I would like to find more examples for Lie groups where the square is a global diffeomorphism. Are there any non-abelian groups where this holds?
Suppose so. I'm going to call the inverse $s$ for square root.
The exponential map of such a Lie group is automatically injective. For if $e(a)=e(b)$, then $s^k(e(a))=s^k(e(b))$; because we know square roots are unique in $G$, we know that $s^k(e(a)) = e(a/2^k)$. For large enough $k$, because the exponential map is a diffeomorphism near zero, we duduce $a/2^k=b/2^k$, hence $a=b$.
Now we may invoke the Dixmier-Saito classification of Lie groups with injective exponential to verify that the exponential is actually a diffeomorphism. Then define $s(g) = e(e^{-1}(g)/2)$. Because $e$ is a diffeomorphism, this is a well-defined smooth map, which you may check is the inverse of the squaring map.
Hence $x \mapsto x^2$ is equivalent to the exponential map being injective, which is equivalent to all the properties in the linked classification; in particular
- $G$ is solvable, simply connected, and $\mathfrak{g}$ does not admit $\mathfrak{e}$ as subalgebra of a quotient.

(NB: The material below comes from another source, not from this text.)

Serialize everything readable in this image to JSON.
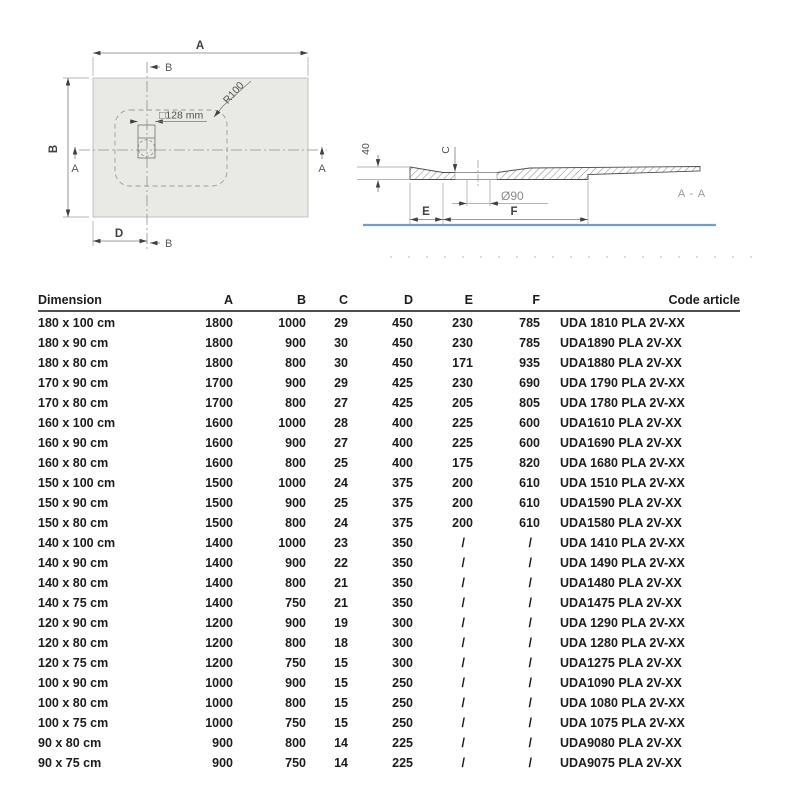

- $G$ is solvable, simply connected, and $\mathfrak{g}$ does not admit $\mathfrak{e}$ or $\tilde{\mathfrak{e}}$ as subalgebra
Here $\mathfrak{e}$ is the 3-dimensional Lie algebra with basis $(H,X,Y)$ and bracket $[H,X]=Y$, $[H,Y]=-X$, $[X,Y]=0$. It is isomorphic to the Lie algebra of the group of isometries of the plane. Its central extension $\tilde{\mathfrak{e}}$ is defined as the 4-dimensional Lie algebra defined by adding a central generator $Z$ and the additional nonzero bracket $[X,Y]=Z$.
One particular nontrivial example is the Heisenberg group. Note that this does not include all simply connected nilpotent Lie groups, because $\mathfrak e$ itself is nilpotent! So the universal cover of the group of oriented affine transformations of the plane is nilpotent but $x \mapsto x^2$ is not a diffeomorphism.